The Dark Tower IV: Wizard and Glass is a misnomer in the extensive and sometimes bloated Dark Tower cycle. The 7-part fantasy epic is put on hold for upwards of 850 pages, as Roland, the lead character and the guy who looks eerily similar to Clint Eastwood circa 1965, finds love in the small town settlement of Mejis.

The book dawdles for chapter after chapter in a seemingly endless run of mild tension boosts and inner-cast turmoil. Roland has a few friends along for the ride, but neither are particularly favorable to his moon-filled evening bouts with Susan delgado who is “owned” by the comically evil mayor of the town.

Wizard and Glass is a slog. A pure drag through the mud that I found entirely too predictable about 150 pages in. It may have worked as a nice “small village” encounter condensed to 150 pages, but it dragged all these characters into needlessly dull directions and regurgitated arguments, love, and these same cycles ad nauseum for these paper characters.

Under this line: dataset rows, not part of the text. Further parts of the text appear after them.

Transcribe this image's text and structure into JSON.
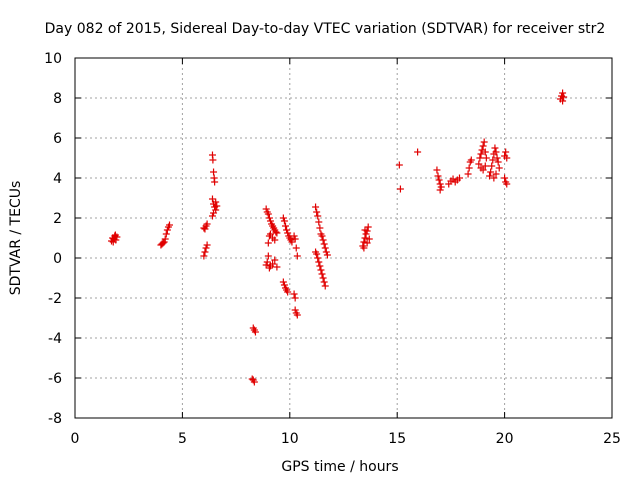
{
  "chart_data": {
    "type": "scatter",
    "title": "Day 082 of 2015, Sidereal Day-to-day VTEC variation (SDTVAR) for receiver str2",
    "xlabel": "GPS time / hours",
    "ylabel": "SDTVAR / TECUs",
    "xlim": [
      0,
      25
    ],
    "ylim": [
      -8,
      10
    ],
    "xticks": [
      0,
      5,
      10,
      15,
      20,
      25
    ],
    "yticks": [
      -8,
      -6,
      -4,
      -2,
      0,
      2,
      4,
      6,
      8,
      10
    ],
    "xtick_labels": [
      "0",
      "5",
      "10",
      "15",
      "20",
      "25"
    ],
    "ytick_labels": [
      "-8",
      "-6",
      "-4",
      "-2",
      "0",
      "2",
      "4",
      "6",
      "8",
      "10"
    ],
    "grid": true,
    "marker": "+",
    "color": "#e00000",
    "series": [
      {
        "name": "SDTVAR",
        "points": [
          [
            1.7,
            0.85
          ],
          [
            1.75,
            1.0
          ],
          [
            1.8,
            0.95
          ],
          [
            1.85,
            1.1
          ],
          [
            1.9,
            0.9
          ],
          [
            1.95,
            1.05
          ],
          [
            1.78,
            0.8
          ],
          [
            1.88,
            1.15
          ],
          [
            4.0,
            0.65
          ],
          [
            4.1,
            0.75
          ],
          [
            4.15,
            0.8
          ],
          [
            4.2,
            0.95
          ],
          [
            4.25,
            1.2
          ],
          [
            4.3,
            1.4
          ],
          [
            4.35,
            1.55
          ],
          [
            4.4,
            1.65
          ],
          [
            4.05,
            0.7
          ],
          [
            6.0,
            0.1
          ],
          [
            6.05,
            0.3
          ],
          [
            6.1,
            0.5
          ],
          [
            6.15,
            0.65
          ],
          [
            6.05,
            1.45
          ],
          [
            6.1,
            1.6
          ],
          [
            6.15,
            1.7
          ],
          [
            6.0,
            1.5
          ],
          [
            6.4,
            5.15
          ],
          [
            6.42,
            4.9
          ],
          [
            6.45,
            4.3
          ],
          [
            6.48,
            4.0
          ],
          [
            6.5,
            3.8
          ],
          [
            6.4,
            2.95
          ],
          [
            6.45,
            2.7
          ],
          [
            6.5,
            2.55
          ],
          [
            6.55,
            2.4
          ],
          [
            6.45,
            2.25
          ],
          [
            6.55,
            2.8
          ],
          [
            6.6,
            2.6
          ],
          [
            6.4,
            2.1
          ],
          [
            8.3,
            -3.5
          ],
          [
            8.35,
            -3.6
          ],
          [
            8.4,
            -3.7
          ],
          [
            8.3,
            -6.1
          ],
          [
            8.35,
            -6.2
          ],
          [
            8.25,
            -6.05
          ],
          [
            8.9,
            2.45
          ],
          [
            8.95,
            2.3
          ],
          [
            9.0,
            2.2
          ],
          [
            9.05,
            2.0
          ],
          [
            9.1,
            1.85
          ],
          [
            9.15,
            1.7
          ],
          [
            9.2,
            1.6
          ],
          [
            9.25,
            1.5
          ],
          [
            9.3,
            1.4
          ],
          [
            9.35,
            1.3
          ],
          [
            9.4,
            1.25
          ],
          [
            9.1,
            1.2
          ],
          [
            9.2,
            1.0
          ],
          [
            9.3,
            0.9
          ],
          [
            9.0,
            0.75
          ],
          [
            9.05,
            1.1
          ],
          [
            8.9,
            -0.35
          ],
          [
            8.95,
            -0.2
          ],
          [
            9.0,
            0.1
          ],
          [
            9.05,
            -0.5
          ],
          [
            9.1,
            -0.4
          ],
          [
            9.2,
            -0.3
          ],
          [
            9.3,
            -0.1
          ],
          [
            9.4,
            -0.45
          ],
          [
            9.7,
            2.0
          ],
          [
            9.75,
            1.85
          ],
          [
            9.8,
            1.6
          ],
          [
            9.85,
            1.4
          ],
          [
            9.9,
            1.25
          ],
          [
            9.95,
            1.1
          ],
          [
            10.0,
            1.0
          ],
          [
            10.05,
            0.9
          ],
          [
            10.1,
            0.8
          ],
          [
            10.2,
            1.1
          ],
          [
            10.25,
            0.95
          ],
          [
            10.3,
            0.5
          ],
          [
            10.35,
            0.1
          ],
          [
            9.7,
            -1.2
          ],
          [
            9.75,
            -1.35
          ],
          [
            9.8,
            -1.5
          ],
          [
            9.85,
            -1.6
          ],
          [
            9.9,
            -1.7
          ],
          [
            10.2,
            -1.8
          ],
          [
            10.25,
            -2.0
          ],
          [
            10.25,
            -2.6
          ],
          [
            10.3,
            -2.75
          ],
          [
            10.35,
            -2.85
          ],
          [
            11.2,
            2.55
          ],
          [
            11.25,
            2.3
          ],
          [
            11.3,
            2.1
          ],
          [
            11.35,
            1.8
          ],
          [
            11.4,
            1.5
          ],
          [
            11.45,
            1.2
          ],
          [
            11.5,
            1.1
          ],
          [
            11.55,
            0.9
          ],
          [
            11.6,
            0.7
          ],
          [
            11.65,
            0.5
          ],
          [
            11.7,
            0.3
          ],
          [
            11.75,
            0.15
          ],
          [
            11.2,
            0.3
          ],
          [
            11.25,
            0.2
          ],
          [
            11.3,
            0.0
          ],
          [
            11.35,
            -0.2
          ],
          [
            11.4,
            -0.4
          ],
          [
            11.45,
            -0.6
          ],
          [
            11.5,
            -0.8
          ],
          [
            11.55,
            -1.0
          ],
          [
            11.6,
            -1.2
          ],
          [
            11.65,
            -1.4
          ],
          [
            13.4,
            0.6
          ],
          [
            13.45,
            0.8
          ],
          [
            13.5,
            1.0
          ],
          [
            13.55,
            1.2
          ],
          [
            13.6,
            1.35
          ],
          [
            13.65,
            1.55
          ],
          [
            13.45,
            0.5
          ],
          [
            13.6,
            0.75
          ],
          [
            13.7,
            0.95
          ],
          [
            13.5,
            1.4
          ],
          [
            15.1,
            4.65
          ],
          [
            15.15,
            3.45
          ],
          [
            15.95,
            5.3
          ],
          [
            16.85,
            4.4
          ],
          [
            16.9,
            4.1
          ],
          [
            16.95,
            3.9
          ],
          [
            17.0,
            3.7
          ],
          [
            17.05,
            3.55
          ],
          [
            17.0,
            3.4
          ],
          [
            17.4,
            3.7
          ],
          [
            17.5,
            3.85
          ],
          [
            17.6,
            3.95
          ],
          [
            17.7,
            3.8
          ],
          [
            17.8,
            3.9
          ],
          [
            17.9,
            4.0
          ],
          [
            18.3,
            4.2
          ],
          [
            18.35,
            4.5
          ],
          [
            18.4,
            4.8
          ],
          [
            18.45,
            4.9
          ],
          [
            18.8,
            4.7
          ],
          [
            18.85,
            5.0
          ],
          [
            18.9,
            5.2
          ],
          [
            18.95,
            5.4
          ],
          [
            19.0,
            5.6
          ],
          [
            19.05,
            5.8
          ],
          [
            19.1,
            5.3
          ],
          [
            19.15,
            5.0
          ],
          [
            18.9,
            4.5
          ],
          [
            19.0,
            4.4
          ],
          [
            19.1,
            4.6
          ],
          [
            19.3,
            4.1
          ],
          [
            19.35,
            4.3
          ],
          [
            19.4,
            4.6
          ],
          [
            19.45,
            4.9
          ],
          [
            19.5,
            5.2
          ],
          [
            19.55,
            5.5
          ],
          [
            19.6,
            5.3
          ],
          [
            19.65,
            5.0
          ],
          [
            19.7,
            4.8
          ],
          [
            19.75,
            4.5
          ],
          [
            19.5,
            4.0
          ],
          [
            19.6,
            4.2
          ],
          [
            20.0,
            5.1
          ],
          [
            20.05,
            5.3
          ],
          [
            20.1,
            5.0
          ],
          [
            20.0,
            4.0
          ],
          [
            20.05,
            3.8
          ],
          [
            20.1,
            3.7
          ],
          [
            22.6,
            7.95
          ],
          [
            22.65,
            8.1
          ],
          [
            22.7,
            8.25
          ],
          [
            22.75,
            8.05
          ],
          [
            22.7,
            7.85
          ]
        ]
      }
    ]
  }
}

Worst yet, the book took a debilitating pause on the larger action. After the cast defeat the crazy train from the previous volume, they sit by a campfire and Roland shares this story. It’s an important one for his development, but in typical King fashion, it is stretched to its finite limits. If Wizard and Glass was condensed or sprinkled out throughout the narrative or the entire series, it could have been more digestible. In this format, it is an information dump that results in one foregone conclusion. It took us way too long to get there, made worse by a core temporary cast of weak characters.